Als er nieuwe onderzoeksresultaten worden gepubliceerd, evalueren artsen de onderzoeken en bekijken ze hoe de bevindingen het beste kunnen worden toegepast. Verschillende soorten onderzoeken geven verschillende soorten informatie. Maar terwijl onderzoeken alleen informatie geven over het gemiddelde risico op schade en voordeel, vertellen de gemiddelde effecten artsen niet altijd hoe een bepaalde persoon op een behandeling zal reageren.
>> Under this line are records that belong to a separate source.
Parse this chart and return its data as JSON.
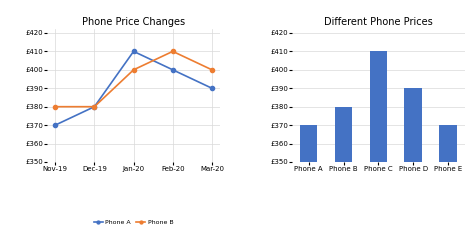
{
  "line_x": [
    "Nov-19",
    "Dec-19",
    "Jan-20",
    "Feb-20",
    "Mar-20"
  ],
  "phone_a": [
    370,
    380,
    410,
    400,
    390
  ],
  "phone_b": [
    380,
    380,
    400,
    410,
    400
  ],
  "line_title": "Phone Price Changes",
  "line_color_a": "#4472c4",
  "line_color_b": "#ed7d31",
  "line_ylim": [
    350,
    422
  ],
  "line_yticks": [
    350,
    360,
    370,
    380,
    390,
    400,
    410,
    420
  ],
  "bar_categories": [
    "Phone A",
    "Phone B",
    "Phone C",
    "Phone D",
    "Phone E"
  ],
  "bar_values": [
    370,
    380,
    410,
    390,
    370
  ],
  "bar_color": "#4472c4",
  "bar_title": "Different Phone Prices",
  "bar_ylim": [
    350,
    422
  ],
  "bar_yticks": [
    350,
    360,
    370,
    380,
    390,
    400,
    410,
    420
  ],
  "bar_bottom": 350,
  "background_color": "#ffffff",
  "grid_color": "#d9d9d9"
}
Een klinische studie wordt beschouwd als het meest nauwkeurige type onderzoek. In een gecontroleerde klinische studie worden mensen die aan de studie meedoen willekeurig (door toeval) verdeeld in 2 of meer groepen. Eén groep mensen krijgt een bepaalde behandeling of test, terwijl de andere groepen (controlegroepen genoemd) andere behandelingen of tests of helemaal geen behandeling of test krijgen. De willekeurige toewijzing zorgt ervoor dat de verschillende groepen zo veel mogelijk op elkaar lijken. Op die manier is het waarschijnlijker dat een verschil in uitkomst te wijten is aan de behandeling of test die wordt onderzocht en niet aan een onderliggend en mogelijk onbekend verschil tussen de groepen. Onderzoekers proberen trials zo te ontwerpen dat de mensen die onderzocht worden en de onderzoekers zelf niet weten welke groep welke behandeling krijgt. Dit verkleint de kans dat iemands verwachtingen de resultaten beïnvloeden.
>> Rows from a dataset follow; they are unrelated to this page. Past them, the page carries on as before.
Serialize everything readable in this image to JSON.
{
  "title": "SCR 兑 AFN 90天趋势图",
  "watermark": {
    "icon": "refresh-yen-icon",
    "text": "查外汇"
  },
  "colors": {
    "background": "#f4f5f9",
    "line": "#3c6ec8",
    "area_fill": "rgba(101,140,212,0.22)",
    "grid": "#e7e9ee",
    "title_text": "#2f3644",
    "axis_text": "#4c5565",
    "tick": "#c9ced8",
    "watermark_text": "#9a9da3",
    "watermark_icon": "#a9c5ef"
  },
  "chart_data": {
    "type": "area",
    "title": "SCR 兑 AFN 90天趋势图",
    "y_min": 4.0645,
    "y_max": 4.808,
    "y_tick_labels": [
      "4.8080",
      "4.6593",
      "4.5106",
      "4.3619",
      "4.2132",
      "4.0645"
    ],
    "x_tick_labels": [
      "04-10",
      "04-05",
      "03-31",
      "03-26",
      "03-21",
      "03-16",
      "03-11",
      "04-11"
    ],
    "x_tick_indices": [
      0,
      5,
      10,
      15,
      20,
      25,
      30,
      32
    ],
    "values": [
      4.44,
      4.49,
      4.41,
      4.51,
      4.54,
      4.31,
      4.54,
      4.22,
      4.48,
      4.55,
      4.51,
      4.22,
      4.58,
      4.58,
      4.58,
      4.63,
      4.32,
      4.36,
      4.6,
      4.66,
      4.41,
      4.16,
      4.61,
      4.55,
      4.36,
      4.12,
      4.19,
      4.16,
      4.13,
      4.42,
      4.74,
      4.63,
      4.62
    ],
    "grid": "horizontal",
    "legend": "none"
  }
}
Hoewel veel mensen die niet in de gezondheidszorg werkzaam zijn voor informatie alleen vertrouwen op hun huisarts, is het vaak nuttig voor mensen om aanvullende informatie over een aanbevolen test of behandeling in te winnen voordat ze een beslissing nemen (zie Onderzoek naar een aandoening). Informatie kan worden verkregen uit:

  • pamfletten, brochures en andere materialen die artsen verstrekken
  • publicaties, zoals boeken, nieuwsbrieven en tijdschriften, ontworpen om medische informatie uit te leggen aan consumenten
  • Geloofwaardige online gezondheidsbronnen

Deze bronnen kunnen extra vragen oproepen die mensen met hun huisarts kunnen bespreken (zie Het meeste halen uit een bezoek aan de gezondheidszorg). Artsen kunnen helpen verduidelijken welke informatie feit is versus opinie en kunnen helpen de informatie te interpreteren in de context van de algehele situatie van de individuele persoon.
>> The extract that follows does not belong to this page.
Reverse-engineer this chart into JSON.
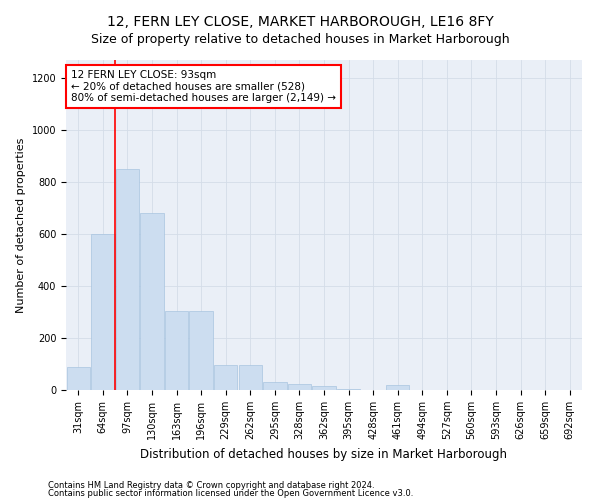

De kwaliteit van online beschikbare medische informatie kan sterk variëren. Forums waar mensen hun ervaringen met ziekten beschrijven en suggesties geven, kunnen soms informatie bevatten die onnauwkeurig of zelfs schadelijk is. Andere online bronnen kunnen samenzweringstheorieën beschrijven of geld vragen met beloftes over wonderbaarlijke behandelingen waar je in werkelijkheid niets aan hebt. Bij het onderzoeken van een ziekte of symptoom moet iemand informatie zoeken op gerenommeerde websites, zoals die van grote medische genootschappen (bijvoorbeeld de American Cancer Society of de American Heart Association) of medische instellingen. De volgende gerenommeerde bronnen zijn bijzonder nuttig:

  • de Medical Library Association (MLA) heeft richtlijnen om de geloofwaardigheid van online gezondheidsinformatie te helpen beoordelen, waaronder een lijst met websites die de MLA bijzonder nuttig acht.
  • de Universiteit van Californië in San Francisco heeft een gratis gids gepubliceerd om consumenten te helpen bij het beoordelen van de nauwkeurigheid van online medische informatie die ze tegenkomen en van rode vlaggen die aangeven dat de informatie mogelijk onbetrouwbaar is.

Een arts kan iemand ook helpen te bepalen of online gevonden informatie accuraat is.

Wist u dat...
  • De kwaliteit van medische informatie die online beschikbaar is, kan sterk variëren.